I think the emulator is adding about 3 frames of lag on top of everything. Im basing this on Sonic Jam and EWJ2 vs the same games on Genesis with GenesisplusGX. All games have 1 frame of lag on GenesisplusGX but 3 or 4 frames on Beetle Saturn.

1 Like

Im not arguing the Saturn might have higher input lag than the Genesis. But the Saturn emulator definently has higher input lag than the real console.

Also, the input lag in the Mupen core seems to be on par with the real console. Some games have up to 4 frames of lag but others like Smash Bros have zero lag, which means the enulator doesn’t add any additional lag.

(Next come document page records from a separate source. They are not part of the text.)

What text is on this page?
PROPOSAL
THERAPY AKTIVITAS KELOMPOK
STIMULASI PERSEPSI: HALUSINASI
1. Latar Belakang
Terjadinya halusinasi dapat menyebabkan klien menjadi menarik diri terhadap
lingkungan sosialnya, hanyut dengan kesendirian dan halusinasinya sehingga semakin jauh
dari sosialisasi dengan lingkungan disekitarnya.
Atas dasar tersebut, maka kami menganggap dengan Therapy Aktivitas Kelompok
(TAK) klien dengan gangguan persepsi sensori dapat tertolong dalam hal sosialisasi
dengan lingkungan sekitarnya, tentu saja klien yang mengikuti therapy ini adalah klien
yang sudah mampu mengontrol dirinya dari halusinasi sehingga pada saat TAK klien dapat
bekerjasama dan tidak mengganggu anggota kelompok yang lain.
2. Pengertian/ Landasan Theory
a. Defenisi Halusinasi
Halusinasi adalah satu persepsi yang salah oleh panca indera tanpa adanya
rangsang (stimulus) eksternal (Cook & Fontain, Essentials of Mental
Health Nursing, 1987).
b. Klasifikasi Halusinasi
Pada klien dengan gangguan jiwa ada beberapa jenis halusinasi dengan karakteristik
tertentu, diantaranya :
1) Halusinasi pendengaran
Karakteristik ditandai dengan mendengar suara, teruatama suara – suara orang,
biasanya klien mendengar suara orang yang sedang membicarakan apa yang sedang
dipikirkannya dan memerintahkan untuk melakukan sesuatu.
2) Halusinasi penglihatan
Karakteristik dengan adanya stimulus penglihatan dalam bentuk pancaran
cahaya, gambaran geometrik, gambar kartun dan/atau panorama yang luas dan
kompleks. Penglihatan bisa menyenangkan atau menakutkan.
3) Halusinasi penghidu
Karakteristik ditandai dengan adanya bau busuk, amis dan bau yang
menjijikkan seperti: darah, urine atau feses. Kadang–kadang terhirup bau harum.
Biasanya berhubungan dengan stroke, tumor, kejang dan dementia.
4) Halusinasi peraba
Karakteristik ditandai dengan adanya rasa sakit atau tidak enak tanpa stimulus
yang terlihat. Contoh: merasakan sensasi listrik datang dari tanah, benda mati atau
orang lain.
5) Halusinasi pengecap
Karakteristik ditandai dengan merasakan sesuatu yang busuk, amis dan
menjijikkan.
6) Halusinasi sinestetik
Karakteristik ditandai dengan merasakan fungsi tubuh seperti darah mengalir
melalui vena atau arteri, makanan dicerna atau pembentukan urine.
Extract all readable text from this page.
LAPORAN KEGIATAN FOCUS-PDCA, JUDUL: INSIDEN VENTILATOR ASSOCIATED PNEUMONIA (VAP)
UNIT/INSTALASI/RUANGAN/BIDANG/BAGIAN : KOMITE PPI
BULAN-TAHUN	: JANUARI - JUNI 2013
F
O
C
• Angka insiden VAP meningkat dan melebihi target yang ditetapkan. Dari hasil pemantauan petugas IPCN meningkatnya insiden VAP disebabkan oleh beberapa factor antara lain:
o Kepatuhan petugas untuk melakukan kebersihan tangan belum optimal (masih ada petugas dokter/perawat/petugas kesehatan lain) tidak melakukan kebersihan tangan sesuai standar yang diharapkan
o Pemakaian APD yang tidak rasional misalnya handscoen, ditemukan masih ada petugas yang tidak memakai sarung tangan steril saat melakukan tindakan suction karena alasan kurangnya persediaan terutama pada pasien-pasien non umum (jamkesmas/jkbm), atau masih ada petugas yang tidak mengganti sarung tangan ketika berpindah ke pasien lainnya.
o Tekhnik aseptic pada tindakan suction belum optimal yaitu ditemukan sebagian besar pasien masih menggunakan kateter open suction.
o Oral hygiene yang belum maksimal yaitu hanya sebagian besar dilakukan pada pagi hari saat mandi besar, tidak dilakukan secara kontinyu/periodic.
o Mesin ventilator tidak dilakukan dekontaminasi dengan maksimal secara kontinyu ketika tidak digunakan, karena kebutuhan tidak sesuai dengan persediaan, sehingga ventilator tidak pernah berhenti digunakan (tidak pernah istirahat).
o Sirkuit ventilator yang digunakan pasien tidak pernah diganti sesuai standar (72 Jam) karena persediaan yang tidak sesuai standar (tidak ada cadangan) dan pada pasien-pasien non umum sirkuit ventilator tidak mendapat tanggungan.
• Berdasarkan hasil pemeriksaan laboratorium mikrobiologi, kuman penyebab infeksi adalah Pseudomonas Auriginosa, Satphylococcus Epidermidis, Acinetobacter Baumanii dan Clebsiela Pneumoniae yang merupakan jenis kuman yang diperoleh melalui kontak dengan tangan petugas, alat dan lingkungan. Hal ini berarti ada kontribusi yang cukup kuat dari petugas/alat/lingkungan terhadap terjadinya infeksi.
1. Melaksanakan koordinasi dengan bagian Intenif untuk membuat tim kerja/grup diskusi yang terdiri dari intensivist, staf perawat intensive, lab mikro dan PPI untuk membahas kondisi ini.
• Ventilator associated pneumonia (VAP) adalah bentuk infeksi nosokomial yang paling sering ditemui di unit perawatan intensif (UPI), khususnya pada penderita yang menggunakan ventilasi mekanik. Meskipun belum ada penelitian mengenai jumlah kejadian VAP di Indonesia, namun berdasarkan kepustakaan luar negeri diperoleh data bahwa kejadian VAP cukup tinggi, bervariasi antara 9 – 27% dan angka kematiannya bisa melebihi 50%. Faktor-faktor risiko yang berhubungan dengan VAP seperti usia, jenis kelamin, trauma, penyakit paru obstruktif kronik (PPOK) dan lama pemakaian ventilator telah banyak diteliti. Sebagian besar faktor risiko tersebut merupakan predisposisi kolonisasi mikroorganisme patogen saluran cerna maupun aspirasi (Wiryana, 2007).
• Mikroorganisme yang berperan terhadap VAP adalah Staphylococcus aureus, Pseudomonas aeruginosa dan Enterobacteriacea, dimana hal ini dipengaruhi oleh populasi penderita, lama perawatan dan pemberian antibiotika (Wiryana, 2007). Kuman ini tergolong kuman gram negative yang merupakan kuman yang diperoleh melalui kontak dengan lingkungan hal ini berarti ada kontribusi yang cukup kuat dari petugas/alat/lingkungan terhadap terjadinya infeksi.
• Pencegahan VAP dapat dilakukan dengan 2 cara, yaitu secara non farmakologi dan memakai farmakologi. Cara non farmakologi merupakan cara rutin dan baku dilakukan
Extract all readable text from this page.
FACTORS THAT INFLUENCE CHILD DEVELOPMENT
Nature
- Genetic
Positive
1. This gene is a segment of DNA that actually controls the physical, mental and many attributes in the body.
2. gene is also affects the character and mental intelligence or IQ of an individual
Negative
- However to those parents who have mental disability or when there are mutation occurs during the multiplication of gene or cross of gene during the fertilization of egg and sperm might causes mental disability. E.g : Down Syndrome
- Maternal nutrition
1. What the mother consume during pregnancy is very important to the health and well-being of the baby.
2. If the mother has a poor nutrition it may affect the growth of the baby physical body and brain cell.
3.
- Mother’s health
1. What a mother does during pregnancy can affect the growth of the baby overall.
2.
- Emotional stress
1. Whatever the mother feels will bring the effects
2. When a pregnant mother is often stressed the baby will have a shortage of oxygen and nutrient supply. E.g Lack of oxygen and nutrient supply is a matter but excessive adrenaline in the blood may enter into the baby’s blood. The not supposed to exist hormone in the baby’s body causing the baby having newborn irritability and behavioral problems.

But i haven’t found a Saturn game that has less than 3 frames of lag on Beetle Saturn, which makes me think it adds that amount in all games no matter what.

This is exactly what I was thinking earlier today, I’m not sure the console has this amount of input lag. It would be a definitive way to tell the difference.

I am confused now, I thought vulkan was supposed to have the lowest input lag of all the video drivers? Your tests show GL is more responsive and DX11 is as well?

Weird.

it’s all very driver-dependent. vulkan and d3d11 are usually similar.

If you have have Vsync off in RetroArch with Vulkan, you don’t get proper frame pacing, so you need to leave it on. I don’t think there’s any benefit turning it off for other video drivers either. On Nvidia cards people recommend setting Vsync on globally in conjunction with Gsync, so that games never go above your refresh rate and tear (I usually leave in game Vsync on too unless that particular game has some issue with it on). However, doing that will disable fast forwarding in the D3D drivers in RA, so you can set the retroarch.exe profile to use “Application Controlled” to get around that. I’ve never seen recommendations for AMD hardware VRR settings, so not sure what’s best there.

Borderless window is usually bad for Gsync support too, since Nvidia’s windowed mode Gsync often doesn’t work right or at all. Exclusive or flip model fullscreen modes are the best with Nvidia hardware.

V-Sync is required in retroarch for proper VRR.